NetApp performed various I/O workload characterization tests by using shared and dedicated aggregates with data files and transaction log files separated. The tests show that one large aggregate with more RAID groups and drives (HDDs or SSDs) optimizes and improves storage performance and is easier for administrators to manage for two reasons:

One large aggregate makes the I/O abilities of all drives available to all files.
One large aggregate enables the most efficient use of disk space.

For effective disaster recovery, NetApp recommends that you place the asynchronous replica on an aggregate that is part of a separate storage cluster in your disaster recovery site and use SnapMirror technology to replicate content.

For optimal storage performance, NetApp recommends that you have at least 10% free space available in an aggregate.

Storage aggregate layout guidance for AFF A300 systems (with two disk shelves with 24 drives) includes:

Keep two spare drives.
Use Advanced Disk Partitioning to create three partitions on each drive: root and data.
Use a total of 20 data partitions and two parity partitions for each aggregate.

Backup best practices

NetApp SnapCenter is used for VM and database backups. NetApp recommends the following backup best practices:

When SnapCenter is deployed to create Snapshot copies for backups, turn off the Snapshot schedule for the FlexVol that host VMs and application data.
Create a dedicated FlexVol for host boot LUNs.
Use a similar or a single backup policy for VMs that serve the same purpose.
Use a similar or a single backup policy per workload type; for example, use a similar policy for all database workloads. Use different policies for databases, web servers, end-user virtual desktops, and so on.
Enable verification of the backup in SnapCenter.
Configure archiving of the backup Snapshot copies to the NetApp SnapVault backup solution.
Configure retention of the backups on primary storage based on the archiving schedule.

Infrastructure best practices

Networking best practices

NetApp recommends the following networking best practices:

Make sure that your system includes redundant physical NICs for production and storage traffic.
Separate VLANs for iSCSI, NFS, and SMB/CIFS traffic between compute and storage.
Make sure that your system includes a dedicated VLAN for client access to the medical imaging system.

You can find additional networking best practices in the FlexPod infrastructure design and deployment guides.

Compute best practices

NetApp recommends the following compute best practice:

Make sure that each specified vCPU is supported by a physical core.

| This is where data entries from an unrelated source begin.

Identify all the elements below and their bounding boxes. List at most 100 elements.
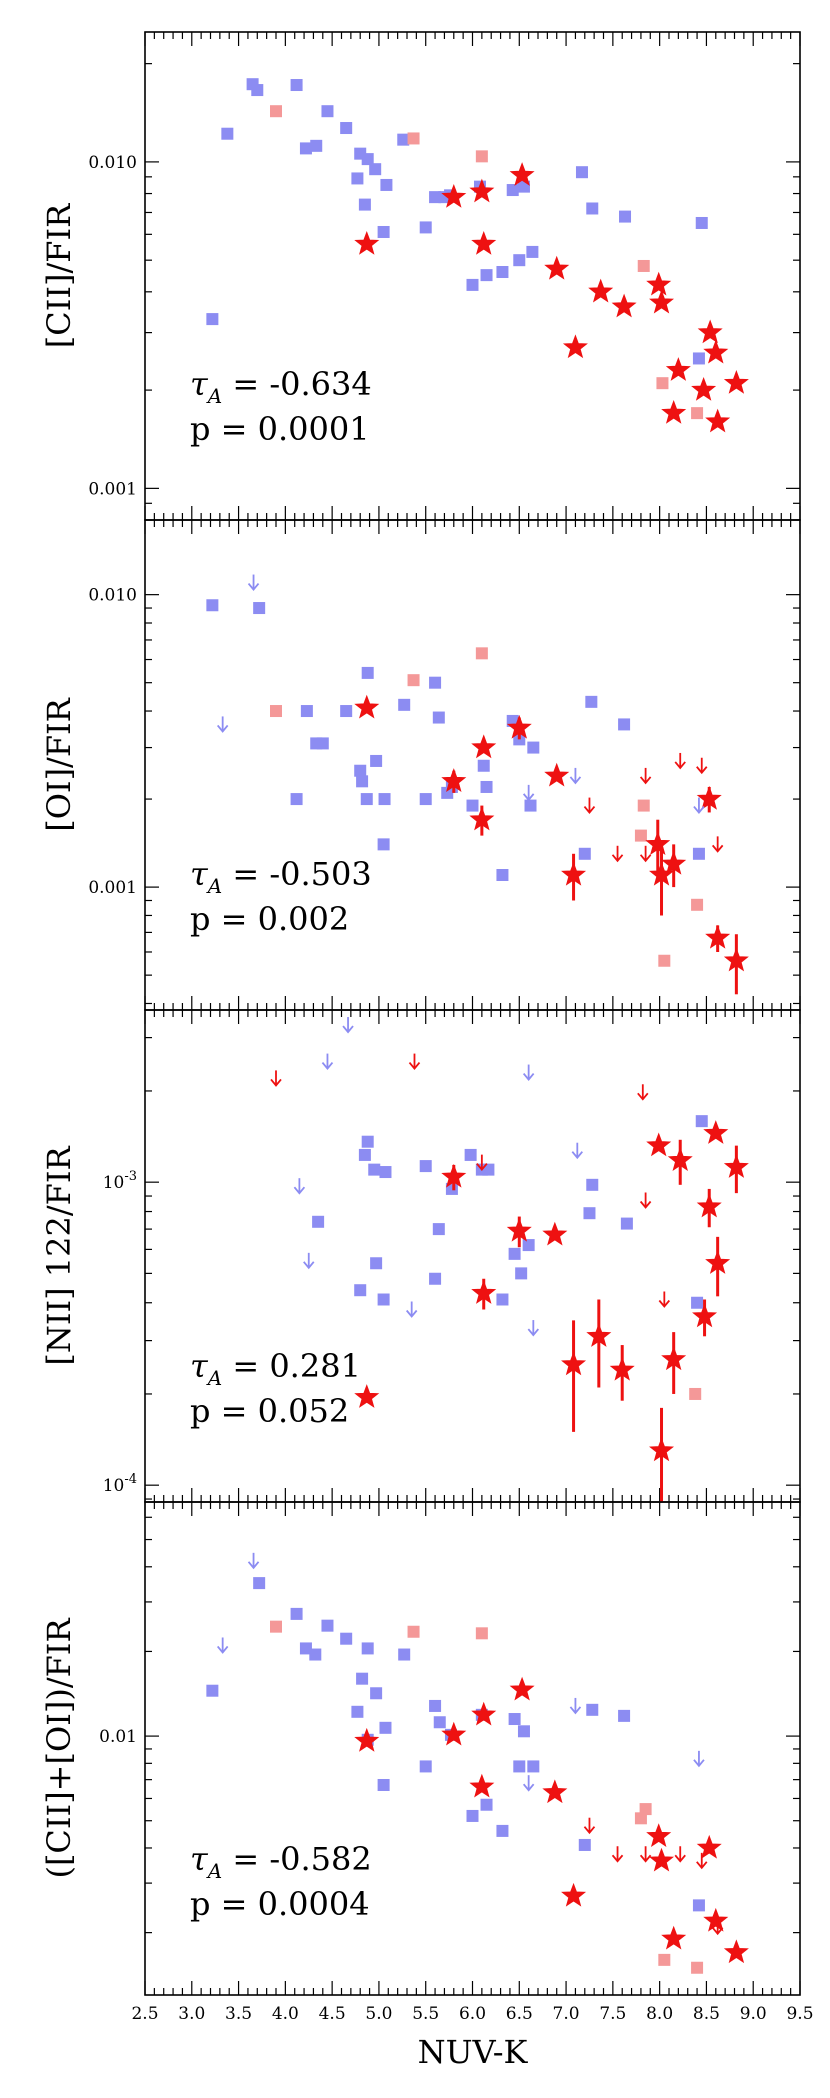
x-tick-label: 8.5 bbox=[693, 2004, 720, 2024]
data-point-square bbox=[513, 1760, 526, 1773]
data-point-star bbox=[649, 1437, 675, 1462]
x-tick-label: 6.0 bbox=[459, 2004, 486, 2024]
upper-limit-arrow bbox=[639, 1192, 652, 1209]
upper-limit-arrow bbox=[674, 1846, 686, 1863]
data-point-square bbox=[361, 1135, 374, 1148]
upper-limit-arrow bbox=[303, 1252, 315, 1270]
data-point-star bbox=[723, 370, 749, 394]
tau-annotation: τA = -0.503 bbox=[190, 855, 372, 898]
data-point-square bbox=[398, 698, 411, 711]
data-point-square bbox=[480, 780, 493, 793]
data-point-square bbox=[496, 1824, 509, 1837]
data-point-star bbox=[506, 714, 532, 739]
data-point-square bbox=[480, 1798, 493, 1811]
data-point-square bbox=[321, 105, 334, 118]
data-point-star bbox=[645, 831, 671, 856]
y-tick-label: 0.01 bbox=[99, 1727, 137, 1747]
data-point-square bbox=[639, 1803, 652, 1816]
data-point-star bbox=[354, 230, 380, 255]
data-point-square bbox=[618, 1709, 631, 1722]
data-point-square bbox=[692, 352, 705, 365]
y-axis-label: [NII] 122/FIR bbox=[40, 1145, 78, 1365]
upper-limit-arrow bbox=[247, 1552, 260, 1570]
data-point-star bbox=[661, 399, 687, 424]
data-point-square bbox=[620, 1217, 633, 1230]
data-point-star bbox=[441, 183, 467, 208]
x-tick-label: 2.5 bbox=[131, 2004, 158, 2024]
x-tick-label: 5.0 bbox=[365, 2004, 392, 2024]
data-point-star bbox=[562, 334, 588, 359]
upper-limit-arrow bbox=[408, 1053, 421, 1070]
series-red-stars bbox=[354, 1120, 749, 1502]
data-point-star bbox=[703, 1907, 729, 1932]
data-point-square bbox=[340, 122, 353, 135]
series-red-arrows bbox=[270, 1053, 671, 1308]
data-point-star bbox=[441, 1163, 467, 1188]
upper-limit-arrow bbox=[637, 1084, 649, 1101]
series-blue-squares bbox=[206, 599, 705, 882]
upper-limit-arrow bbox=[569, 1697, 582, 1715]
tau-annotation: τA = -0.582 bbox=[190, 1840, 372, 1883]
x-tick-label: 8.0 bbox=[646, 2004, 673, 2024]
data-point-square bbox=[429, 1699, 442, 1712]
data-point-star bbox=[692, 1303, 718, 1328]
data-point-square bbox=[299, 1642, 312, 1655]
series-blue-squares bbox=[312, 1115, 708, 1309]
data-point-star bbox=[441, 1721, 467, 1746]
data-point-square bbox=[695, 216, 708, 229]
data-point-square bbox=[513, 254, 526, 267]
data-point-star bbox=[703, 339, 729, 364]
data-point-square bbox=[578, 1838, 591, 1851]
data-point-square bbox=[354, 1284, 367, 1297]
data-point-square bbox=[270, 105, 282, 118]
upper-limit-arrow bbox=[583, 797, 596, 814]
y-tick-label: 0.010 bbox=[88, 153, 137, 173]
upper-limit-arrow bbox=[693, 797, 705, 814]
data-point-star bbox=[471, 734, 497, 759]
data-point-square bbox=[658, 954, 671, 967]
upper-limit-arrow bbox=[527, 1320, 540, 1337]
upper-limit-arrow bbox=[711, 1918, 724, 1936]
data-point-square bbox=[634, 1812, 647, 1825]
upper-limit-arrow bbox=[693, 1750, 705, 1768]
data-point-square bbox=[370, 1687, 383, 1700]
data-point-square bbox=[377, 1778, 390, 1791]
data-point-star bbox=[646, 271, 672, 296]
data-point-square bbox=[692, 1899, 705, 1912]
data-point-star bbox=[354, 1384, 380, 1408]
data-point-square bbox=[354, 764, 367, 777]
data-point-star bbox=[696, 785, 722, 810]
upper-limit-arrow bbox=[639, 1846, 652, 1863]
data-point-square bbox=[270, 705, 282, 718]
x-tick-label: 3.5 bbox=[225, 2004, 252, 2024]
data-point-square bbox=[637, 799, 650, 812]
data-point-square bbox=[637, 259, 650, 272]
data-point-star bbox=[509, 162, 535, 186]
data-point-star bbox=[649, 289, 675, 314]
p-value-annotation: p = 0.0001 bbox=[190, 410, 370, 448]
upper-limit-arrow bbox=[216, 716, 229, 733]
data-point-square bbox=[407, 132, 420, 145]
data-point-square bbox=[506, 184, 519, 197]
data-point-square bbox=[475, 1627, 488, 1640]
p-value-annotation: p = 0.002 bbox=[190, 900, 349, 938]
data-point-square bbox=[692, 847, 705, 860]
data-point-square bbox=[691, 407, 704, 420]
data-point-star bbox=[646, 1823, 672, 1847]
x-tick-label: 5.5 bbox=[412, 2004, 439, 2024]
data-point-star bbox=[723, 947, 749, 972]
x-tick-label: 4.0 bbox=[272, 2004, 299, 2024]
data-point-square bbox=[691, 898, 704, 911]
series-pink-squares bbox=[270, 647, 704, 967]
data-point-star bbox=[696, 1193, 722, 1218]
data-point-star bbox=[611, 293, 637, 318]
data-point-square bbox=[524, 799, 537, 812]
data-point-square bbox=[432, 1223, 445, 1236]
series-red-stars bbox=[354, 1676, 749, 1964]
y-axis-label: [CII]/FIR bbox=[40, 203, 78, 348]
data-point-star bbox=[665, 357, 691, 381]
data-point-square bbox=[379, 1721, 392, 1734]
data-point-star bbox=[471, 1280, 497, 1304]
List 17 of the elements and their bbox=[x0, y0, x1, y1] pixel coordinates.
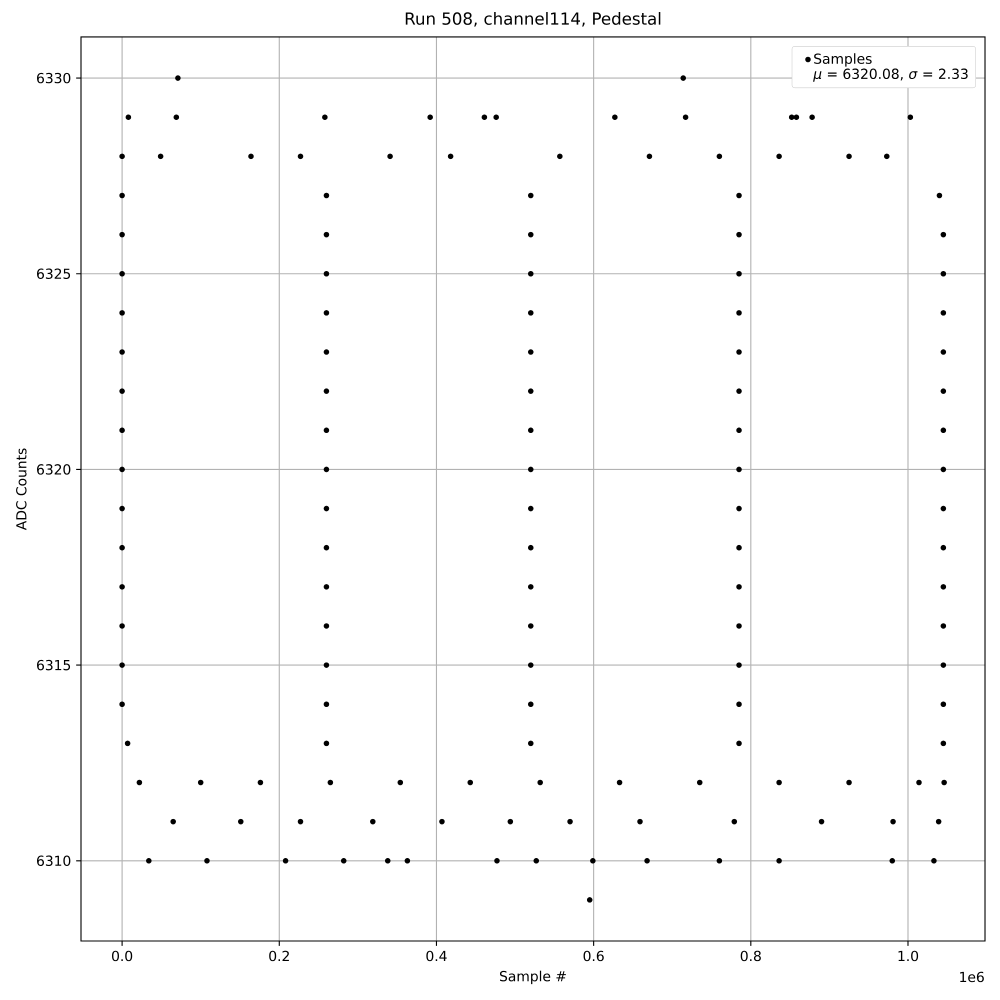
x-tick-label: 0.6 bbox=[584, 950, 604, 962]
x-tick-label: 0.0 bbox=[112, 950, 132, 962]
y-tick-label: 6310 bbox=[37, 856, 70, 866]
y-tick-label: 6330 bbox=[37, 72, 70, 84]
x-tick-label: 0.2 bbox=[269, 950, 289, 962]
x-tick-label: 0.8 bbox=[740, 950, 761, 962]
x-axis-title: Sample # bbox=[500, 970, 566, 984]
y-tick-label: 6315 bbox=[37, 660, 70, 670]
x-tick-label: 1.0 bbox=[898, 950, 918, 962]
annotation: μ = 6320.08, σ = 2.33 bbox=[813, 68, 968, 82]
y-tick-label: 6320 bbox=[37, 464, 70, 475]
chart-title: Run 508, channel114, Pedestal bbox=[406, 12, 660, 27]
x-tick-label: 0.4 bbox=[426, 950, 447, 962]
text: 1e6 bbox=[960, 972, 984, 982]
legend-label: Samples bbox=[814, 53, 872, 67]
y-tick-label: 6325 bbox=[37, 268, 70, 279]
y-axis-title: ADC Counts bbox=[16, 448, 27, 530]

Virtualization best practices

NetApp recommends the following virtualization best practices:

Use VMware vSphere 6 or later.
Set the ESXi host server BIOS and OS layer to Custom Controlled–High Performance.
Create backups during off-peak hours.

Medical imaging system best practices

See the following best practices and some requirements from a typical medical imaging system:

Do not overcommit virtual memory.
Make sure that the total number of vCPUs equals the number of physical CPUs.
If you have a large environment, dedicated VLANs are required.
Configure database VMs with dedicated HA clusters.
Make sure that the VM OS VMDKs are hosted in fast tier 1 storage.
Work with the medical imaging system vendor to identify the best approach to prepare VM templates for quick deployment and maintenance.
Management, storage, and production networks require LAN segregation for the database, with isolated VLANs for VMware vMotion.
Use the NetApp storage-array-based replication technology called SnapMirror instead of vSphere-based replication.
Use backup technologies that leverage VMware APIs; backup windows should be outside the normal production hours.